いいんちょさんのありゃあブログ

85年生まれ、おうし座、直毛によるブログ。今ここに、ポスト宮根誠司を目指すことを誓います。

「○○に政治を持ち込むな」の政治性について


「音楽に政治を持ち込むな」「フジロックに政治を持ち込むな」という主張が、物議をかもしている件です。何周遅れだというトラックを鈍足でどすどす走っているので、短めにいきます。

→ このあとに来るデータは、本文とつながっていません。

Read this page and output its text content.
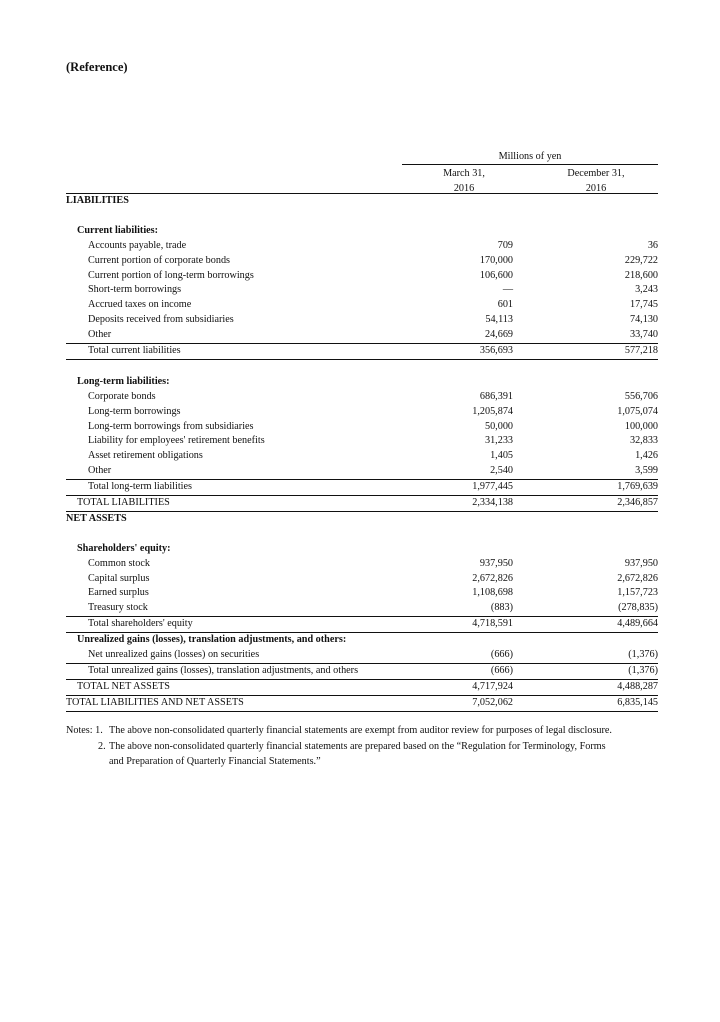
(Reference)
Millions of yen
March 31,
2016
December 31,
2016
LIABILITIES
Current liabilities:
Accounts payable, trade	709	36
Current portion of corporate bonds	170,000	229,722
Current portion of long-term borrowings	106,600	218,600
Short-term borrowings	—	3,243
Accrued taxes on income	601	17,745
Deposits received from subsidiaries	54,113	74,130
Other	24,669	33,740
Total current liabilities	356,693	577,218
Long-term liabilities:
Corporate bonds	686,391	556,706
Long-term borrowings	1,205,874	1,075,074
Long-term borrowings from subsidiaries	50,000	100,000
Liability for employees' retirement benefits	31,233	32,833
Asset retirement obligations	1,405	1,426
Other	2,540	3,599
Total long-term liabilities	1,977,445	1,769,639
TOTAL LIABILITIES	2,334,138	2,346,857
NET ASSETS
Shareholders' equity:
Common stock	937,950	937,950
Capital surplus	2,672,826	2,672,826
Earned surplus	1,108,698	1,157,723
Treasury stock	(883)	(278,835)
Total shareholders' equity	4,718,591	4,489,664
Unrealized gains (losses), translation adjustments, and others:
Net unrealized gains (losses) on securities	(666)	(1,376)
Total unrealized gains (losses), translation adjustments, and others	(666)	(1,376)
TOTAL NET ASSETS	4,717,924	4,488,287
TOTAL LIABILITIES AND NET ASSETS	7,052,062	6,835,145
Notes: 1. The above non-consolidated quarterly financial statements are exempt from auditor review for purposes of legal disclosure.
2. The above non-consolidated quarterly financial statements are prepared based on the “Regulation for Terminology, Forms
and Preparation of Quarterly Financial Statements.”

すでに多くのツッコミを浴びているこうした主張。ぼくはまず真っ先に頭に浮かんだ疑問は「国歌は?」だったのですが、それはともかく。この主張自体がナンセンスであることは論を待ちません。音楽はすでに常に政治的であり、またフジロック、引いてはロックフェスというイベントが、歴史的にみても政治性と不可分なのは言うまでもありません。

気になったのは、「○○に政治を持ち込むな」と唱える人々の"自覚"です。もしかしたらそういう人たちは、自分のことを「単なる音楽ファン」あるいは「ノンポリ」(政治に関心がない層)だと思っているかもしれない。けれど、はたして本当にそうでしょうか? 気になるのはそこです。

「政治」を原義的――「人間集団における秩序の形成と解体をめぐって、人が他者に対して、また他者と共に行う営み。権力・政策・支配・自治にかかわる現象」(広辞苑より)――に解釈するとするならば、「○○に政治を持ち込むな」との主張は果たしてそれ自体が政治的ではないでしょうか。

ノンポリとはいわば、政治に関して自分の耳をふさぐことです。ところがくだんの「持ち込むな」と外に主張することは、そこから一歩進み、自身の耳でなく相手の口をふさごうとすることなのです。「○○に政治を持ち込むな」という、他者の政治性を抑制しようとする身振りそのものが、実は、政治性を帯びているといえる。

だからといって「○○に政治を持ち込むな」という主張をやめろ、といいたいわけではありません。そうではなく、自分の政治性に自覚的であるべきだ、ということです。「○○に政治を持ち込むな」と投げかけたからといって、あなたが政治から逃れられるわけではない。むしろそう主張した瞬間から、あなたの政治的主体としての輪郭はより濃くなることになる。それを自覚することが、「○○に政治を持ち込むな」と主張するうえでの最低限の責務だと思うのですが、どうでしょうか?